Canada’s fighter jets have engaged in NATO bombing missions in Kosovo in 1999 and in Libya in 2011Since 2014, they have also been deployed to “NATO assurance and deterrence measures” in Romania (four times), Iceland, and Lithuania.

Beyond these NATO missions, they have also participated in US-led bombing missions in the Gulf War in 1991, as well as in Iraq and Syria from 2014 to 2016.

Racism and military interventions

In this article for the Transnational Institute, Phyllis Bennis, a Program Director at the Institute for Policy Studies, observed: “In the history of our movements for peace and for justice, the most strategic activists, analysts, and cultural workers were always those who understood the centrality of racism at the core of US wars.”
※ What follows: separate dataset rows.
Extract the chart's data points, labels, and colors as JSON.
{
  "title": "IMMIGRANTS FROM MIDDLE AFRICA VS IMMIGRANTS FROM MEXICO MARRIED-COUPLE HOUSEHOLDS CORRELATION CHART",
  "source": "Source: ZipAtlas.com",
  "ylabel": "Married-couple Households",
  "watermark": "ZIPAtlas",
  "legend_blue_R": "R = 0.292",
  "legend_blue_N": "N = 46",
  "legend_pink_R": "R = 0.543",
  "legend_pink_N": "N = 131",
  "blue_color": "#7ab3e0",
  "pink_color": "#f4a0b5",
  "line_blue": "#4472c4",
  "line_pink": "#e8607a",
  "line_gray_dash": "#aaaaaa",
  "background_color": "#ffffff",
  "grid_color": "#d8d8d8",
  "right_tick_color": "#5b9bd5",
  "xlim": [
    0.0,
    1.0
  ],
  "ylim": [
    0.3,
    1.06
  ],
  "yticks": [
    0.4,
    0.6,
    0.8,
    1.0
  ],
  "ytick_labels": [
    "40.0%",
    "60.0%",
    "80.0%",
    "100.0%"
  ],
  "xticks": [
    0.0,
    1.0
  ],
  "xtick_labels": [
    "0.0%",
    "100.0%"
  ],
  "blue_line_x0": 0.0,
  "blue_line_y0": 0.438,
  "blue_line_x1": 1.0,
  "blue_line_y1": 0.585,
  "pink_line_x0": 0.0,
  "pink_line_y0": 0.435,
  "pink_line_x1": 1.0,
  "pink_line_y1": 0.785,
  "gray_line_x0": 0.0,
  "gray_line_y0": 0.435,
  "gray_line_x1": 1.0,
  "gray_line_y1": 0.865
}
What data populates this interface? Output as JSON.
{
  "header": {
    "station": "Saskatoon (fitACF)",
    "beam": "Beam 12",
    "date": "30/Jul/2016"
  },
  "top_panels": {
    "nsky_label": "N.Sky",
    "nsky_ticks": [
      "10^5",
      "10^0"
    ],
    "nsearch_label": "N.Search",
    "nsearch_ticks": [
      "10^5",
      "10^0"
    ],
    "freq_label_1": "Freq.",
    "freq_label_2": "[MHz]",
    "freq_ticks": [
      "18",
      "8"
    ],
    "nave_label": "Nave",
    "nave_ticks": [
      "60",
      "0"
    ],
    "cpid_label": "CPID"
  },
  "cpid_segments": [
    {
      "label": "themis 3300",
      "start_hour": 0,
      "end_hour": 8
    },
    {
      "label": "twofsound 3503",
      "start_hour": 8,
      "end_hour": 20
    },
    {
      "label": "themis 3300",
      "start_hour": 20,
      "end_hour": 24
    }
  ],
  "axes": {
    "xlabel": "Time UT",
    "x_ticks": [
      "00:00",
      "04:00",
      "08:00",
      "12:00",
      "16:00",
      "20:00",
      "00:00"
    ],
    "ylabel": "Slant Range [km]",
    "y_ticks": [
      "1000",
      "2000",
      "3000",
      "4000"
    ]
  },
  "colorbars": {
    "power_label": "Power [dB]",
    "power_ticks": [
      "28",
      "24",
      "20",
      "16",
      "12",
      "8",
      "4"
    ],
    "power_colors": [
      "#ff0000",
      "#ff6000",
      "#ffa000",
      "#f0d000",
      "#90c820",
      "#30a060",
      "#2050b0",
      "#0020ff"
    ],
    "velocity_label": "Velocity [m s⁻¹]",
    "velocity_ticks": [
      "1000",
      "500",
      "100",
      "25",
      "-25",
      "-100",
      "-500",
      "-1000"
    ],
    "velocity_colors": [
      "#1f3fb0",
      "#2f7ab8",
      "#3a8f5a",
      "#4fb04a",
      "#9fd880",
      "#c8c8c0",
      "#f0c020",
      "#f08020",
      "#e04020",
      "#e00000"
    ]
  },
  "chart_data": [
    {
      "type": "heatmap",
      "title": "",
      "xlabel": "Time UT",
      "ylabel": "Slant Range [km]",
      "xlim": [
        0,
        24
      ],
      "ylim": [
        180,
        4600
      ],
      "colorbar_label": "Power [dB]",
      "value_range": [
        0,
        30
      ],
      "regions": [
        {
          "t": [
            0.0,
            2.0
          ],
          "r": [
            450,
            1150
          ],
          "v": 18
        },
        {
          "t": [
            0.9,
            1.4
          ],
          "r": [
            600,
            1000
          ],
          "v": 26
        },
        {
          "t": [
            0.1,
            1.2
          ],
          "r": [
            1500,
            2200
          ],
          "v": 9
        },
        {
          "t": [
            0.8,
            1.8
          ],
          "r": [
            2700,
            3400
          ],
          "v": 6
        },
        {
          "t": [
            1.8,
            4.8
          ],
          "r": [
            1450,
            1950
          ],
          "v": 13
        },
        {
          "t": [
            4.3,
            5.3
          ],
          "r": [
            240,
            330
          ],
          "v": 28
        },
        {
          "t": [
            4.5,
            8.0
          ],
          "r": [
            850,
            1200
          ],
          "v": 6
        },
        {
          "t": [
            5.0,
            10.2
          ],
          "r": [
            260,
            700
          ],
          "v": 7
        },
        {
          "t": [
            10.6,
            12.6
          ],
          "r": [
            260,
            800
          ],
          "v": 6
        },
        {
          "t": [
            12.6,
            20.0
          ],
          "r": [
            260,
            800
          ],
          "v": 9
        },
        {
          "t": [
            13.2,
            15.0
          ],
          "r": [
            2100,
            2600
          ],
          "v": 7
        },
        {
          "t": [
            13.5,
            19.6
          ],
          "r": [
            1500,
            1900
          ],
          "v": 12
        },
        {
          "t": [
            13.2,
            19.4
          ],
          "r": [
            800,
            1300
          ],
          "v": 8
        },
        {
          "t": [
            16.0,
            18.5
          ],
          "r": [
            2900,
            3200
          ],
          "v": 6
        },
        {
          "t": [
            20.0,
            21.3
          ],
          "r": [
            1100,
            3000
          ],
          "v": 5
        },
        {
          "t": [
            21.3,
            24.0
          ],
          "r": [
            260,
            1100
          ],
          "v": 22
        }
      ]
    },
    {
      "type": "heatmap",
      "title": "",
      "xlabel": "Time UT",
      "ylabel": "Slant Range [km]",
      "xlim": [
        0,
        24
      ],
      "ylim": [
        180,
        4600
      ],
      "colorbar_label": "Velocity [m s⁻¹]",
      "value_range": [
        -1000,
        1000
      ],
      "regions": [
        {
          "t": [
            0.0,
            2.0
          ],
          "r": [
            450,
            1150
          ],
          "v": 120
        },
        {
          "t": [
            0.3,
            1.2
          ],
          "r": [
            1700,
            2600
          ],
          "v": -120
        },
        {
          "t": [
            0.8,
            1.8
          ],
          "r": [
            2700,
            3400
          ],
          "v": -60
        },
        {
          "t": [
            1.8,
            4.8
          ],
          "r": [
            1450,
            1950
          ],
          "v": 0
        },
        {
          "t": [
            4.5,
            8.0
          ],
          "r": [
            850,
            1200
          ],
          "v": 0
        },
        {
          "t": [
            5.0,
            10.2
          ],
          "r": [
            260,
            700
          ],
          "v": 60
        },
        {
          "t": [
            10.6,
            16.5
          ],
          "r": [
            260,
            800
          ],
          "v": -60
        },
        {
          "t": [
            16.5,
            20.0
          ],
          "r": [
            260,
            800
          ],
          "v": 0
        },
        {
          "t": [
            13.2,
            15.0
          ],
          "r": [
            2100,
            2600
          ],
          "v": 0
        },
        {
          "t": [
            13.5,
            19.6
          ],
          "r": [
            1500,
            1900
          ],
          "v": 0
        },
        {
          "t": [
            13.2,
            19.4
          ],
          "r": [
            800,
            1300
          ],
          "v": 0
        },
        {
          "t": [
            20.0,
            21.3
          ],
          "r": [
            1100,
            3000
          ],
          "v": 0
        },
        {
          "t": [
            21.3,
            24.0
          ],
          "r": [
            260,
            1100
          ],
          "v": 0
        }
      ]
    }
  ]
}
Bennis further highlights: “They grasped the ways in which US militarism relied on racism at home to recruit its cannon-fodder and to build public support for wars against ‘the other’ – be they Vietnamese, Cambodians, Nicaraguans, Iraqis, Syrians, Libyans, Somalis, Yemenis, Afghans, or anyone else.”

Author and professor Walden Bello has also commented: “The American Way of War is marked by the marriage of advanced technology and racism that is intended to limit the expenditure of lives on one’s side while inflicting massive devastation on the other side — under the guiding assumption that white lives are precious and colored lives are cheap.”

And Bianca Mugyenyi of the Canadian Foreign Policy Institute has written: “Each and every time we consider Canadian support for … military interventions, we must take into account the standpoint of the largely Black and brown countries that make up most of the world.” She has also noted the need to address anti-Black racism in Canadian foreign policy.

The conversation to come

CODEPINK: Women for Peace co-founder Medea Benjamin has noted: “As we chant Black Lives Matter, we should include the lives of black and brown people being blown up by US bombs in Yemen and Afghanistan.”

Given the concerns noted above about racism (racialized militarism) in decisions about war-making, and the growing awareness about the various forms of state violence (including the militarization of local police forces), this is a crucial time to find ways to engage in intersectional conversations about how #BlackLivesMatter, #BIPOCLivesMatter, #DefundThePolice and #NoNewFighterJets can connect and support each other on the path to peace.